13q deletion is linked to an adverse phenotype and poor prognosis in prostate cancer

• Published in: Genes chromosomes & cancer Vol. 57; no. 10; pp. 504 - 512
• Main Authors: Kluth, Martina, Scherzai, Sekander, Büschek, Franziska, Fraune, Christoph, Möller, Katharina, Höflmayer, Doris, Minner, Sarah, Göbel, Cosima, Möller‐Koop, Christina, Hinsch, Andrea, Neubauer, Emily, Tsourlakis, Maria Christina, Sauter, Guido, Heinzer, Hans, Graefen, Markus, Wilczak, Waldemar, Luebke, Andreas M, Burandt, Eike, Steurer, Stefan, Schlomm, Thorsten, Simon, Ronald
• Format: Journal Article
• Language: English
• Published: Hoboken, USA John Wiley & Sons, Inc 01.10.2018; Wiley Subscription Services, Inc
• Subjects: 13q deletion; Adult; Aged; Biomarkers, Tumor - genetics; Biopsy; Chromosome 13; Chromosome Deletion; Chromosomes, Human, Pair 13 - genetics; DNA microarrays; Fluorescence; Fluorescence in situ hybridization; Gene Deletion; Humans; In Situ Hybridization, Fluorescence; Lymph nodes; Male; Metastases; Middle Aged; NADH, NADPH Oxidoreductases - genetics; Neoplasm Grading; Neoplasm Recurrence, Local - genetics; Neoplasm Recurrence, Local - pathology; phenotype; Phenotypes; Prognosis; Prostate cancer; Prostate-Specific Antigen - blood; Prostatic Neoplasms - blood; Prostatic Neoplasms - genetics; Prostatic Neoplasms - pathology; Retina; Retinoblastoma; Retinoblastoma protein; Retinoblastoma Protein - genetics; Tissue Array Analysis; TMA; Tumors; phenotype; TMA; prostate cancer; 13q deletion; prognosis
• ISSN: 1045-2257; 1098-2264
• DOI: 10.1002/gcc.22645

Deletions of chromosome arm 13q belong to the most frequent molecular alterations in prostate cancer.
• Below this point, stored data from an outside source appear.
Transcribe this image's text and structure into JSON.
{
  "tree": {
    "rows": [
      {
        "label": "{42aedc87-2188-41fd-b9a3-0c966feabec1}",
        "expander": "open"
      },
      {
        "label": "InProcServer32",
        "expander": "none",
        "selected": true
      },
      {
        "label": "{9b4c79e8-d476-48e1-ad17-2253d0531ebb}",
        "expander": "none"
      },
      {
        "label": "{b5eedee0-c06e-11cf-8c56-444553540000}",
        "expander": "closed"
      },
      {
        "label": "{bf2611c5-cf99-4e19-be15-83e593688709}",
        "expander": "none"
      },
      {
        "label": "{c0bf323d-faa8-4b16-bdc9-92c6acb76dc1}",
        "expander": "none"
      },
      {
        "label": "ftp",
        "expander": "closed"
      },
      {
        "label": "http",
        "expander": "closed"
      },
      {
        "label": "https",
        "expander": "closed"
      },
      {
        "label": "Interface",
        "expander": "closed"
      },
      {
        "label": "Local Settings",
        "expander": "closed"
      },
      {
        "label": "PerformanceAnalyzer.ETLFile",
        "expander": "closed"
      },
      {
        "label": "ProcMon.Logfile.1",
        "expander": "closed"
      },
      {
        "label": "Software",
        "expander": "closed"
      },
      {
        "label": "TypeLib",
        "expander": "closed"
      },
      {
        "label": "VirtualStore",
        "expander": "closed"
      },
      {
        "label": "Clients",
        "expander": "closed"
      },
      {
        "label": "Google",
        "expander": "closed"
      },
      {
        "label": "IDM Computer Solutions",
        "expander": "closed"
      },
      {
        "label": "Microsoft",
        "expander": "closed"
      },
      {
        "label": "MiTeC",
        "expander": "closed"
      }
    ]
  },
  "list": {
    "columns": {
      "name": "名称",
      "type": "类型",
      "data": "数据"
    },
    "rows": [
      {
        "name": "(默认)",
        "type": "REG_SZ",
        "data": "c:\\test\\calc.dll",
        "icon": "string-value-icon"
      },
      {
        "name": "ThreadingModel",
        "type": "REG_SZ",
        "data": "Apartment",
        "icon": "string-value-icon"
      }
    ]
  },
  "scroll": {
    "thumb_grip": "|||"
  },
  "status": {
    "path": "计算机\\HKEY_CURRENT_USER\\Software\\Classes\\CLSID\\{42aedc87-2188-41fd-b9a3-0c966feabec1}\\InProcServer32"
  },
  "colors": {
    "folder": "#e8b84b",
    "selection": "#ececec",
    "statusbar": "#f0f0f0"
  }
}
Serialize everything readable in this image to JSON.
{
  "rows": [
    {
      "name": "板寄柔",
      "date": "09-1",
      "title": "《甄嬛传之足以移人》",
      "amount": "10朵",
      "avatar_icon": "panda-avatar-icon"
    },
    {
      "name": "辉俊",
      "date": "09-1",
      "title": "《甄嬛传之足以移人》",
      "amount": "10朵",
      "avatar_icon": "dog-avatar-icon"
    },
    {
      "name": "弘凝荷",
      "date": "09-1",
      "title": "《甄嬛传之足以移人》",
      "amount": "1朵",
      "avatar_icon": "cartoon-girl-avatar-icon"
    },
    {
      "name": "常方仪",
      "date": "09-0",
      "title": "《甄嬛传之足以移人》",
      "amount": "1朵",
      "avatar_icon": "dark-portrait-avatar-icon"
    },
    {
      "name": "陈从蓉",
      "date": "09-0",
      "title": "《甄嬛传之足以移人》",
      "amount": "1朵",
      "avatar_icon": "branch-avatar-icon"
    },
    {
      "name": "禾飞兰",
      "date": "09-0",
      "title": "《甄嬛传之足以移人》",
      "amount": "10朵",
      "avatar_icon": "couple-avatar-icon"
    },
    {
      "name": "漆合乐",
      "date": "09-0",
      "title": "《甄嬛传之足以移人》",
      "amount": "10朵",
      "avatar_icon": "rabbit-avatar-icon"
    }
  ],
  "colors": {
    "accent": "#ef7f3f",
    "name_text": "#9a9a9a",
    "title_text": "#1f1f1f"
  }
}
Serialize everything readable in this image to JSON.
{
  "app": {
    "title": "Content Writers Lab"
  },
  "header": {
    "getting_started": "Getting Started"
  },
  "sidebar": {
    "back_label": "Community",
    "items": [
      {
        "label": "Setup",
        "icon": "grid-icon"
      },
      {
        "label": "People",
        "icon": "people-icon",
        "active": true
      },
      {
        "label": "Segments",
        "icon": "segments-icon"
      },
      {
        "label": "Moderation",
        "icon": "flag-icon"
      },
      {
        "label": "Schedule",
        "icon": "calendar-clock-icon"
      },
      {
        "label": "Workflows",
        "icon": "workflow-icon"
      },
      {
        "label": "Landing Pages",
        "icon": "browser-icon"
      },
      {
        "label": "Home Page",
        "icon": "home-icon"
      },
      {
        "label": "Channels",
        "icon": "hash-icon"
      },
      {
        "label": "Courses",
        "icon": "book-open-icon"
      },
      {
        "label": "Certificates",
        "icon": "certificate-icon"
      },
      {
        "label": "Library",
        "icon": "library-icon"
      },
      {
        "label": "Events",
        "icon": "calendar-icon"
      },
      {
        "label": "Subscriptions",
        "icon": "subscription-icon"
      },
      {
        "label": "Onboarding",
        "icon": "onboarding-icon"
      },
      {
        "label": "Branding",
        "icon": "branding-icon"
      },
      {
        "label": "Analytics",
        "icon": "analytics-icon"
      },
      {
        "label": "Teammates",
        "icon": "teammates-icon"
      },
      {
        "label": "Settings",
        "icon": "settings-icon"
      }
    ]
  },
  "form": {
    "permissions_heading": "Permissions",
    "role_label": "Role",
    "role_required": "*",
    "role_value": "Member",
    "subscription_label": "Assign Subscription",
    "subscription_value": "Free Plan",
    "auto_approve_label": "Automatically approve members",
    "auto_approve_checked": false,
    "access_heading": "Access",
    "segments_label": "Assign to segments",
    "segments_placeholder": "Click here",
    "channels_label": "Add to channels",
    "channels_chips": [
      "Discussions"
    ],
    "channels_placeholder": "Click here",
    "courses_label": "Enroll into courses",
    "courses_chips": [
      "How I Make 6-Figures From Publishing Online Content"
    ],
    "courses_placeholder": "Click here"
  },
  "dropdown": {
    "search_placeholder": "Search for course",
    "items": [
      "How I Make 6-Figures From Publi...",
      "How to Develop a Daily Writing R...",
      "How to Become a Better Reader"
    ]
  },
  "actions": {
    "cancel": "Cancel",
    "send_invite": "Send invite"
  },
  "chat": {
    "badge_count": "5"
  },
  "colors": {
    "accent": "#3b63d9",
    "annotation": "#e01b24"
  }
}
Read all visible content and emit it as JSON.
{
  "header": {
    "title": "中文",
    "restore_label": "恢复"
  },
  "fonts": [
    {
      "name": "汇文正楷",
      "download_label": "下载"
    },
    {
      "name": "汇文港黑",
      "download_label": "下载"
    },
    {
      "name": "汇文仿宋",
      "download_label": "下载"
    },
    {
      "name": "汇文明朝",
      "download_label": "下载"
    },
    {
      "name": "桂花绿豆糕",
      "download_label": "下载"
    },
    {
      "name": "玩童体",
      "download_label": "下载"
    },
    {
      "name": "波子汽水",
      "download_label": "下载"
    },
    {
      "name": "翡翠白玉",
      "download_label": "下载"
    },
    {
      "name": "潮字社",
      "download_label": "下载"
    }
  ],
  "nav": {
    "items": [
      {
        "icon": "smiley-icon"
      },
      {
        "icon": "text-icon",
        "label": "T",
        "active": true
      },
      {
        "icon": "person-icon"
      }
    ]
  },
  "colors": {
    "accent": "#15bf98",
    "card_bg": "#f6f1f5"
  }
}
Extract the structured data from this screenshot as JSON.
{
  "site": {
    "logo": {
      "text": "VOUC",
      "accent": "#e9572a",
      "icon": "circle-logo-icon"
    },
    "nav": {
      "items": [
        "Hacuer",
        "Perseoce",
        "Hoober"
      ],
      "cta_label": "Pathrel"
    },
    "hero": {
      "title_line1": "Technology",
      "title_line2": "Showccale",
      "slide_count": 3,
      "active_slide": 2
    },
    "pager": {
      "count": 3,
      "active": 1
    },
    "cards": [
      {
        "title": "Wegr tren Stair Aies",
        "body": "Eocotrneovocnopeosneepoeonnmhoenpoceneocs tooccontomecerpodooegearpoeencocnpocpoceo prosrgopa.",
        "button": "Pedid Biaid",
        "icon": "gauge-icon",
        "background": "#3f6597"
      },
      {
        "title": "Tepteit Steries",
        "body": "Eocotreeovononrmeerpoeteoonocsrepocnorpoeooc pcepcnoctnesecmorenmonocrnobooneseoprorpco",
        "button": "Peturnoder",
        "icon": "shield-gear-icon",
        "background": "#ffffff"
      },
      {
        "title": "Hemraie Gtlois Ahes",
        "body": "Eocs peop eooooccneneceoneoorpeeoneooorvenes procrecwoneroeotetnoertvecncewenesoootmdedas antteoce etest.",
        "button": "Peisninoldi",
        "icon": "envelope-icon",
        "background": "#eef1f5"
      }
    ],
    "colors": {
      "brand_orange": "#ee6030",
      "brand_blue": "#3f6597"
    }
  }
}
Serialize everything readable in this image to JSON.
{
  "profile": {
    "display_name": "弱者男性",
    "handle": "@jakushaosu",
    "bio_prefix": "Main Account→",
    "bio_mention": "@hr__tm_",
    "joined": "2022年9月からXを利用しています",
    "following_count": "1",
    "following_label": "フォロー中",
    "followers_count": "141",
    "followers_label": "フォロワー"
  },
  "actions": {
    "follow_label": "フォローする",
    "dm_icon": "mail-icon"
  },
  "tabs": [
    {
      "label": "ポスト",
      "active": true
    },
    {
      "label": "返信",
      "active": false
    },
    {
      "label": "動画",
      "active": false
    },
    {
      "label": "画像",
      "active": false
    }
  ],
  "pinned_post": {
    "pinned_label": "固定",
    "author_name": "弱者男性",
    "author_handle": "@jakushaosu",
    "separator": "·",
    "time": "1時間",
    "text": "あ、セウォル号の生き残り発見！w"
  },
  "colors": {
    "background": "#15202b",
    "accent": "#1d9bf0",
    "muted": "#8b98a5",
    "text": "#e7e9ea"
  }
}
To better understand the role of 13q deletion in prostate cancer we took advantage of our large prostate cancer tissue microarray comprising more than 12 000 cancer samples with full pathological and clinical follow‐up data. Fluorescence in situ hybridization with probes for ENOX1 (13q14.11) and the retinoblastoma gene (RB1, 13q14.2) was employed. A 13q deletion was found in 21% of 7375 analyzable cancers. Deletions were always heterozygous and associated with high Gleason grade (P < .0001), advanced tumor stage (P < .0001), high preoperative prostate‐specific antigen (PSA) levels (P = .0125), lymph node metastasis (P = .0377), positive resection margin (P = .0064), and early biochemical recurrence (P < .0001). 13q deletions were marginally more frequent in prostate cancers with negative ERG status (22.9%) than in ERG‐positive tumors (18.7%; P < .0001). Loss of 13q predicted patient prognosis independently from established prognostic parameters that are available at the time of biopsy (P = .0004), including preoperative PSA level, clinical tumor stage, and biopsy Gleason grade. In summary, the results of our study identify 13q deletion as a frequent event in prostate cancer, which is linked to an adverse phenotype and poor prognosis in this disease.